Hajime Tei

In 2016, a research team that included Tei discovered that clock genes, most specifically Bmal1 and Per1, are rhythmically expressed in osteoblasts to modulate the osteoblast-dependent regulation of osteoclastogenesis by regulating 1,25(OH)2D3-induced Rankl expression in osteoblasts. Specifically for Bmal1, they found that Bmal1-deficient osteoblasts promote osteoclastogenesis. These findings could lead to future studies of RAR patterns and bone turnover markers.

In 2005, Tei, G. Lundkvist, Y. Kwak, E. Davis, and G. Block proposed that the molecular clock was linked to neurons' membrane potential via voltage-dependent regulation of Ca influx, as well as secondary action of intracellular Ca on gene transcription. Additionally, the same study found that removal of Ca from the medium, as well as blocking the Ca channels, stopped the SCN's circadian clock, while hyperpolarization of a K medium led to altered rhythms in the SCN.

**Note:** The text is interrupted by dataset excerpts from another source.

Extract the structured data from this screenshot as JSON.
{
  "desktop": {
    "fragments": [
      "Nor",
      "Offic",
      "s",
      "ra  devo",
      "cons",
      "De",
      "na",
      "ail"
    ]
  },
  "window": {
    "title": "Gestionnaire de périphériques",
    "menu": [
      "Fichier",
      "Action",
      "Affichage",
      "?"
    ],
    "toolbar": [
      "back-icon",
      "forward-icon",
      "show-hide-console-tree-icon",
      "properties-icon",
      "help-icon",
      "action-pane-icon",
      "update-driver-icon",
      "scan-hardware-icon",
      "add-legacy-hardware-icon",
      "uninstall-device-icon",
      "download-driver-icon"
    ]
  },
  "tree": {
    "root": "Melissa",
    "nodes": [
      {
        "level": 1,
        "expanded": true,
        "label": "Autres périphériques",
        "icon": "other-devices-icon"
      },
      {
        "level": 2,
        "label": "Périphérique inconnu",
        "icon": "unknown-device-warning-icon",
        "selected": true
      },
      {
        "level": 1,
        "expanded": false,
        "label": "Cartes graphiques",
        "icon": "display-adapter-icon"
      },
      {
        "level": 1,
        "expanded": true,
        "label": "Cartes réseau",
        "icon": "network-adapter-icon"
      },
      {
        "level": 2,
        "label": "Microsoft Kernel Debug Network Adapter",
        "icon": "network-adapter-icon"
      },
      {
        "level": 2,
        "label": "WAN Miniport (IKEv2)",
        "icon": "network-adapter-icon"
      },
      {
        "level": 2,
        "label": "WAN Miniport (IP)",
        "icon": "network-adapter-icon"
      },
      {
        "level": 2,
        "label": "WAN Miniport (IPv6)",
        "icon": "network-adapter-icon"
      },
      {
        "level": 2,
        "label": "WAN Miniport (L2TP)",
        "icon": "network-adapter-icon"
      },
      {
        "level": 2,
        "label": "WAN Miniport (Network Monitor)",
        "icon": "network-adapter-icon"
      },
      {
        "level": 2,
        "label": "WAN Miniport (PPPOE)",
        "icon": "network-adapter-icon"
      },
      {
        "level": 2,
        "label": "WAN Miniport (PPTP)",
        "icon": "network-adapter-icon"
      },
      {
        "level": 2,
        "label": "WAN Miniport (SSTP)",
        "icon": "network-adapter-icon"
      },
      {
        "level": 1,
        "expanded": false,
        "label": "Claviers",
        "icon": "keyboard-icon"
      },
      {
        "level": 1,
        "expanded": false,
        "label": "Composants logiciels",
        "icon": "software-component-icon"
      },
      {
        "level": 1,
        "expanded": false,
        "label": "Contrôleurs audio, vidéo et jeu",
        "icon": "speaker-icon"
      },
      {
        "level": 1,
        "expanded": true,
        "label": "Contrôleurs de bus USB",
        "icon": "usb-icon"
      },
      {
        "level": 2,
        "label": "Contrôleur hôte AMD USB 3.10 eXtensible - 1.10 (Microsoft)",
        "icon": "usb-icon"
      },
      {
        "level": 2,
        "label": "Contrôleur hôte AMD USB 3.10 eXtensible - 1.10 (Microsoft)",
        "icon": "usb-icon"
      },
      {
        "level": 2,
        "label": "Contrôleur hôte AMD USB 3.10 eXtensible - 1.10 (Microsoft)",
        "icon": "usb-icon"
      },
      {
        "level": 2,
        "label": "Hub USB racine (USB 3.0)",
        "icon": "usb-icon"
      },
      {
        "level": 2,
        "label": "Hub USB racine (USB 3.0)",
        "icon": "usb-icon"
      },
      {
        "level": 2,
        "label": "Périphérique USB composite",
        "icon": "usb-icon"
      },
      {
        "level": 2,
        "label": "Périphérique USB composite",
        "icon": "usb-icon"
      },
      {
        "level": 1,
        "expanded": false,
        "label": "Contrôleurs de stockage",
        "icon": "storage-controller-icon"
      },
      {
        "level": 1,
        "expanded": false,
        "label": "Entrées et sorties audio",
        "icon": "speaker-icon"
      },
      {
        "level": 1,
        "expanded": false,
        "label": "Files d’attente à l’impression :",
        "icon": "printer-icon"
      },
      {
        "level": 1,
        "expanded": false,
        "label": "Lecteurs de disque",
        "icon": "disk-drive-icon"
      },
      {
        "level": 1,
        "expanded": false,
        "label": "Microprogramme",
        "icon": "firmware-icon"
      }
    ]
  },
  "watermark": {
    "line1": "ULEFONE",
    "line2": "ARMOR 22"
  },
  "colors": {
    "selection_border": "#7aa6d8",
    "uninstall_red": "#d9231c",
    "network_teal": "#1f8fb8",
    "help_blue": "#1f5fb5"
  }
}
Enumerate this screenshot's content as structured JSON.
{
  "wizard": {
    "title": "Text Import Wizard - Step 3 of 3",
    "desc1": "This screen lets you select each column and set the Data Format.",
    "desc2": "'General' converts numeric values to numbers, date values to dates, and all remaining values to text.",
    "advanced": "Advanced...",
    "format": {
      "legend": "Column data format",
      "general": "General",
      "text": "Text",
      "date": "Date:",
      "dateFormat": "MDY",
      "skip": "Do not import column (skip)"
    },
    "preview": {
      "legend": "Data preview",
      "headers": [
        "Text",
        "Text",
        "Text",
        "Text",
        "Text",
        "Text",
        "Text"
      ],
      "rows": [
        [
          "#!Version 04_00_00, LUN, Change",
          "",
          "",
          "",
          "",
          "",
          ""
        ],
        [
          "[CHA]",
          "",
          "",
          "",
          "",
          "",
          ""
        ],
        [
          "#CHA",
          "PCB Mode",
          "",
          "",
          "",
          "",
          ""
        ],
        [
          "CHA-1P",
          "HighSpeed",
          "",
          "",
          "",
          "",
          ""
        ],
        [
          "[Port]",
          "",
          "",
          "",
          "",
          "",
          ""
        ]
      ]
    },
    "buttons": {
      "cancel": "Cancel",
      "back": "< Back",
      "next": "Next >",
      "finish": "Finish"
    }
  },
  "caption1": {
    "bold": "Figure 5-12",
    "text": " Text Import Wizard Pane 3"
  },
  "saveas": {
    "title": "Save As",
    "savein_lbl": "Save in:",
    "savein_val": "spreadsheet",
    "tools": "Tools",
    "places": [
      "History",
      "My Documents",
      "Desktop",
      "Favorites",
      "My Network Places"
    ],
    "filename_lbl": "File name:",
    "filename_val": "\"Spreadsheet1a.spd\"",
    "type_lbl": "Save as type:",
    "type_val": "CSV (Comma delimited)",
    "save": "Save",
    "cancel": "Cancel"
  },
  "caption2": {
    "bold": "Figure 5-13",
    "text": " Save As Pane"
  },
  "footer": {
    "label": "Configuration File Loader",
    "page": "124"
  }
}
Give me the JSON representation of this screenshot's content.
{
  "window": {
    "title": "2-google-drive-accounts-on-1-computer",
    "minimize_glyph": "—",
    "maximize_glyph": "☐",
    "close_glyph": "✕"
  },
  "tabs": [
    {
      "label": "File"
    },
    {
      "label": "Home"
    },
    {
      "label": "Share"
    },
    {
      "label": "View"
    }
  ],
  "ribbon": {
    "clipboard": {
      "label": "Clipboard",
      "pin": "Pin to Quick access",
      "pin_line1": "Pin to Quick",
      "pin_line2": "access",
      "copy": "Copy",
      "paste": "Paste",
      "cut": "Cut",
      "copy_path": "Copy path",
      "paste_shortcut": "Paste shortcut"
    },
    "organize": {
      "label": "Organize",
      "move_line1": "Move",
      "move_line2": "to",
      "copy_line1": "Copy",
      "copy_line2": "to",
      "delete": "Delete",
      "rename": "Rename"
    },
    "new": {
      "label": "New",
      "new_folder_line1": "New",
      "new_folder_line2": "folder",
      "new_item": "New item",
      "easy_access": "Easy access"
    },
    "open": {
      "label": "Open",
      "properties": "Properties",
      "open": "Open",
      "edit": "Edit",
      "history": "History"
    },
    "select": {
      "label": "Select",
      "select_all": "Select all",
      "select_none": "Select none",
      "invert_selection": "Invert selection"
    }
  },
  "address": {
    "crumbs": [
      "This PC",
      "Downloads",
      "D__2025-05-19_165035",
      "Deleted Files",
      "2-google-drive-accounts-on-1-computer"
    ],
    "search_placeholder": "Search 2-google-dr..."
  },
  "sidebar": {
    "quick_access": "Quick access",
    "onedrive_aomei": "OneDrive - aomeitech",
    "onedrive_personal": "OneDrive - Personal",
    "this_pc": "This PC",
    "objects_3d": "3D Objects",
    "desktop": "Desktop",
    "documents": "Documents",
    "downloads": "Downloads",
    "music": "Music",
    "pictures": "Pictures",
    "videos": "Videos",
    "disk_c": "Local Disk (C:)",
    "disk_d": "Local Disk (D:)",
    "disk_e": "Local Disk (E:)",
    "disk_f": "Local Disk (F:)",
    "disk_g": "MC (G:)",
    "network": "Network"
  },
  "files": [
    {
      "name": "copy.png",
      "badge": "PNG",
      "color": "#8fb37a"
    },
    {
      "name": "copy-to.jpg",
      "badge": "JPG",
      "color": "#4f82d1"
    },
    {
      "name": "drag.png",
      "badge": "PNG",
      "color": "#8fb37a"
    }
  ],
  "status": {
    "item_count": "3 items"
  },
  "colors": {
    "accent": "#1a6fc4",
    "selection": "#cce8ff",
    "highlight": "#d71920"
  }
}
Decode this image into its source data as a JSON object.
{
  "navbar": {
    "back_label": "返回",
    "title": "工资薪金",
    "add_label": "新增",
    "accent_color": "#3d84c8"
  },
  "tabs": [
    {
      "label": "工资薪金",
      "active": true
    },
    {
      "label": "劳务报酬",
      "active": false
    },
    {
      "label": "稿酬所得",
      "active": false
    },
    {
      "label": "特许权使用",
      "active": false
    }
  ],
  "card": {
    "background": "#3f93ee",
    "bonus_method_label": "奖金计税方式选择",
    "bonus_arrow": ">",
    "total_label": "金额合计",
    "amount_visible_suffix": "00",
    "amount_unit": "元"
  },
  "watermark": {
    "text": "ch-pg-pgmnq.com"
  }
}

Tei and Shin Yamazaki developed the first rodent model that was used to monitor circadian gene expression rhythms. This was done using a luciferase reporter gene expressed under the Per1. In 2000, using their rodent model, they discovered the existence of circadian clocks in peripheral organs of mammals. This discovery led to the current understanding of mammalian circadian control as a multi-oscillatory system. He was also part of a team that discovered feeding cycles can entrain liver independently of the suprachiasmatic nucleus (SCN) and the light cycle.

In 1998, Hajime Tei, in collaboration with other researchers, identified a mammalian homolog of the Drosophila timeless gene. During this research project, timeless was analyzed in the adult mouse SCN, but only weak oscillations were observed.

In 1997, Hajime Tei, Yoshiyuki Sakaki, and Hitoshi Okamura identified the human and mouse Per homologues of the Drosophila Per gene. They discovered that hPer (the human homolog of dPer) and mPer (the mouse homolog of dPer) encoded PAS-domain-containing polypeptides that are highly homologous to dPer. They also found that mPer showed autonomous circadian oscillation in its expression in the suprachiasmatic nucleus (SCN) which acts as the primary circadian pacemaker in the mammalian brain. They were able to discover this by using a method called intra-module scanning-polymerase chain reaction (IMS-PCR), which allowed them to screen out short stretches of DNA sequences and isolate mammalian homologs of the Drosophila Per gene.

Between 1991 and 1992, Tei was a fellow for the Fellowships of the Japan Society for Japanese Junior Scientists at the University of Tokyo’s Institute of Medical Science. He later held the position of assistant professor (1992-2001) and associate professor (2001-2004). During his time as an assistant professor, Tei worked alongside Yoshiyuki Sakaki and Hitoshi Okamura to discover the mammalian period genes Per1, Per2, and Per3. They also discovered the mammalian homolog of the Drosophila gene Timeless. In 2004, Tei became the principal investigator of the Laboratory of Chronogenomics at Mitsubishi Kagaku Institute of Life Sciences. In 2009, he became a full professor at the Kanazawa University Graduate School of Natural Science & Technology, a position he currently serves to-date.